Le Conseil d’État a en outre précisé qu’au regard des règles de la commande publique, doivent être regardées comme communicables, sous réserve des secrets protégés par la loi, l’ensemble des pièces d’un marché public et que, dans cette mesure, l’acte d’engagement, le prix global de l’offre et les prestations proposées par l’entreprise attributaire, notamment, sont en principe communicables. Sont également communicables les pièces constitutives du dossier de consultation des entreprises (règlement de consultation, cahier des clauses administratives particulières, cahier des clauses techniques particulières…).
En revanche, les éléments qui reflètent la stratégie commerciale d’une entreprise opérant dans un secteur d’activité et dont la divulgation est susceptible de porter atteinte au secret des affaires ne sont, en principe, pas communicables. Il en va ainsi de l’offre de prix détaillée contenue dans le bordereau des prix unitaires, la décomposition du prix global et forfaitaire ou le détail quantitatif estimatif, ainsi que du mémoire technique, qui ne sont, de fait, pas communicables aux tiers. Revenant sur sa doctrine antérieure, la Commission a également précisé dans son Conseil n° 20221455, du 21 avril 2022, qu’il en va aussi désormais ainsi des factures, bons de commande, états d’acompte, décomptes et autres pièces établies dans le cadre de l’exécution d’un marché public, en tant que ces documents mentionnent les prix unitaires, lesquels doivent, dès lors, être occultés.
L’examen de l’offre des entreprises non retenues au regard des mêmes principes conduit de même la Commission à considérer que leur offre de prix globale est, en principe, communicable mais qu’en revanche, le détail technique et financier de cette offre ne l’est pas.
En outre, pour l’entreprise attributaire comme pour l’entreprise non retenue, les dispositions de l’article L311-6 du code des relations entre le public et l’administration doivent entraîner l’occultation des éléments suivants :
- les mentions relatives aux moyens techniques et humains, à la certification de système qualité, aux certifications tierces parties ainsi qu'aux certificats de qualification concernant la prestation demandée, ainsi que toute mention concernant le chiffre d'affaires, les coordonnées bancaires et les références autres que celles qui correspondent à des marchés publics ;
- dans les documents préparatoires à la passation du marché (procès-verbaux, rapports d'analyse des offres) les mentions relatives aux détails techniques et financiers des offres de toutes les entreprises.

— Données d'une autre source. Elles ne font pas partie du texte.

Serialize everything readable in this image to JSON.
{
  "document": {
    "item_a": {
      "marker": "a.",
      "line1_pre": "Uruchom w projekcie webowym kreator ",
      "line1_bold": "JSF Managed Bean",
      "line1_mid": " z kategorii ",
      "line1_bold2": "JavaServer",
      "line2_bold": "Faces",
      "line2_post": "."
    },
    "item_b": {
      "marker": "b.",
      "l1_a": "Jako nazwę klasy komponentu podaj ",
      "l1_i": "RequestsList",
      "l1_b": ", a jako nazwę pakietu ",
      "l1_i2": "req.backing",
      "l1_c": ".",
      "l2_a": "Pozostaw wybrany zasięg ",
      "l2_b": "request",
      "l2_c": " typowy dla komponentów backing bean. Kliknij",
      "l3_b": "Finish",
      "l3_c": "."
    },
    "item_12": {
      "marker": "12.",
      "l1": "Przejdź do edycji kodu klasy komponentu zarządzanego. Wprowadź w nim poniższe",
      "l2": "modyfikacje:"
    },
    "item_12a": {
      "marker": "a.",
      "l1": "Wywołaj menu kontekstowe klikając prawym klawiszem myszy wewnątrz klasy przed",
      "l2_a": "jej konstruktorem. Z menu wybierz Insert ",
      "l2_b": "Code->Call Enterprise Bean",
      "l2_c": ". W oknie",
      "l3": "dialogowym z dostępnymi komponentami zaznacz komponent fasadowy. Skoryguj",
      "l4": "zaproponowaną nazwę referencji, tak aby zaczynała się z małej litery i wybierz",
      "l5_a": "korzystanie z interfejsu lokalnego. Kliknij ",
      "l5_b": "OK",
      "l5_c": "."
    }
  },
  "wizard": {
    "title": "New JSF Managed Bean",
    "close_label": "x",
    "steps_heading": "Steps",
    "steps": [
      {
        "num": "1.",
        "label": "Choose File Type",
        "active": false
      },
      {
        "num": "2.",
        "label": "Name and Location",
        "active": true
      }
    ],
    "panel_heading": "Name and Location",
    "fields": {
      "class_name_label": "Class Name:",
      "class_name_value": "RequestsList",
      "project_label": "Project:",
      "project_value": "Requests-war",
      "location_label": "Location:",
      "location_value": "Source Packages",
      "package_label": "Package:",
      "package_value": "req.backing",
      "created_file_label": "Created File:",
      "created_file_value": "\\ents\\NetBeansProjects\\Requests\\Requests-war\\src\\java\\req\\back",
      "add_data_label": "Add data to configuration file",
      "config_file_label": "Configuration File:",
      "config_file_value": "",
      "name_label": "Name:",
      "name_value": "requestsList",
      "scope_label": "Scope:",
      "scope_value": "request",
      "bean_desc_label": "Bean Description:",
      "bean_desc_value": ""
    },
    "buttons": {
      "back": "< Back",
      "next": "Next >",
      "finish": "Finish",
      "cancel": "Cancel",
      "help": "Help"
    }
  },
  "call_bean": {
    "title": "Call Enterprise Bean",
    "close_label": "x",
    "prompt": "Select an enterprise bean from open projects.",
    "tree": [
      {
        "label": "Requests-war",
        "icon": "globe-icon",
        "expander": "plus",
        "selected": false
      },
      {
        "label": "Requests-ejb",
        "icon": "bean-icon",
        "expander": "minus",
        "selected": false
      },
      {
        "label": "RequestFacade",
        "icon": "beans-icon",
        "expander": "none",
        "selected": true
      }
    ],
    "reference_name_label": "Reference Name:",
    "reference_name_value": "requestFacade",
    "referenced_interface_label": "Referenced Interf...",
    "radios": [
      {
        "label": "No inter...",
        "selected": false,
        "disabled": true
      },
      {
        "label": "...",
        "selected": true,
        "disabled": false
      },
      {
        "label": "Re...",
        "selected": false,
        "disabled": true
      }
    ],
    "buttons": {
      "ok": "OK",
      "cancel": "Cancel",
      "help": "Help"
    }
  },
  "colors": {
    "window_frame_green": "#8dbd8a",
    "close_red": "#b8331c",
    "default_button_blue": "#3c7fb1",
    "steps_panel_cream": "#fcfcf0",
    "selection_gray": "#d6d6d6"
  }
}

La Commission précise enfin que les notes et classements des entreprises non retenues ne sont communicables qu'à celles-ci, chacune en ce qui la concerne, en application de l’article L311-6 du code des relations entre le public et l’administration. En revanche, les notes, classements et éventuelles appréciations de l'entreprise lauréate du marché sont librement communicables.
La commission précise qu'en l'espèce, compte tenu de la nature des marchés en question, les mentions éventuelles dont la communication porterait atteinte à la sécurité publique ou à la sécurité des personnes, au sens de l'article L311-5 du code, devront être également occultées avant transmission. Elle émet donc, sous l'ensemble de ces réserves, un avis favorable à la communication des documents relevant du point 1) de la demande et conservés par l'administration. Elle déclare par ailleurs sans objet, pour les documents non conservés, le surplus de ce point.
L'administration a également informé la commission de ce que les matériels mentionnés aux points 2)a) et 2)b) ont été acquis par l'intermédiaire de centrales d'achat et que, par suite, les documents sollicités ne sont pas en sa possession. La commission déclare donc sans objet ces deux points.